Kafka streams: join on ingestion time


I have two topics of fairly varied volumetry (could be something like 1000 events emitted in the left topic for every event in the right topic).

I'm trying to leftJoin those two topics together and I'm having the impression that the join window is computed over processing time and not ingestion time, causing the smaller stream to "run out" way too soon.

Is it possible to specify the time semantics of a stream-stream join to ingestion time (or event time)?

I could see why it's not such an easy thing to use ingestion time but it seems to be a necessity when processing historical streams.


Solution

  • Kafka Streams join is based on event-time, i.e., whatever TimestampExtractor returns (by default the message timestamp as stored in the topic) and you cannot modify it (you can only use a different timestamp extractor to indirectly modify the result).

    Note though, that the join is executed "eagerly", and thus for all left side records, the lookup into the right stream is done immediately, what can lead to additional <key, (left-value,null)> results.

    It also depends on the processing order that is base on event-time in a best effort manner.
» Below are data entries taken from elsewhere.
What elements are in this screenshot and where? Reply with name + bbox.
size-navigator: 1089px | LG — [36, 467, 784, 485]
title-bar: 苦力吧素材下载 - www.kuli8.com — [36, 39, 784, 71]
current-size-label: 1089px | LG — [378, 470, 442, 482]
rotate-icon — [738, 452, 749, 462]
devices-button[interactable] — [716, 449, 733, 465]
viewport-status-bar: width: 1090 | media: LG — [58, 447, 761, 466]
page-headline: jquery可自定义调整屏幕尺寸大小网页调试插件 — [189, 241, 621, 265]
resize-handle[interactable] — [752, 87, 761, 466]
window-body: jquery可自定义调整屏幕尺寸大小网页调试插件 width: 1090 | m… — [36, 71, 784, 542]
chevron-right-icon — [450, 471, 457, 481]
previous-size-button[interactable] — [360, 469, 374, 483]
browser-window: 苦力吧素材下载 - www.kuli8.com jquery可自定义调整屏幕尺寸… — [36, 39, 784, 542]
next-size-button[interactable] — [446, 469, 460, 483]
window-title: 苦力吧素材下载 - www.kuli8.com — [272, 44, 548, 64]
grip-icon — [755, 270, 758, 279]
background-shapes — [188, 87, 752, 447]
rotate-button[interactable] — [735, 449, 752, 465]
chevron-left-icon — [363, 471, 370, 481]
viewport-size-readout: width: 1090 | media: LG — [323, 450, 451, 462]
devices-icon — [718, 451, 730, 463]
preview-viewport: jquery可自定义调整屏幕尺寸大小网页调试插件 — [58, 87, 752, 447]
The guarantees got improve in the 2.3 release and using config parameter max.task.idle.ms might help to mitigate the issue.

    It's on the mid-term roadmap to improve left- and outer-join behavior to avoid those additional result records. As Kafka is an open-source projects and you would like to pick it up, please help to get this fixed sooner :)

    The only other alternative would be to implement a custom join operator via the Processor API.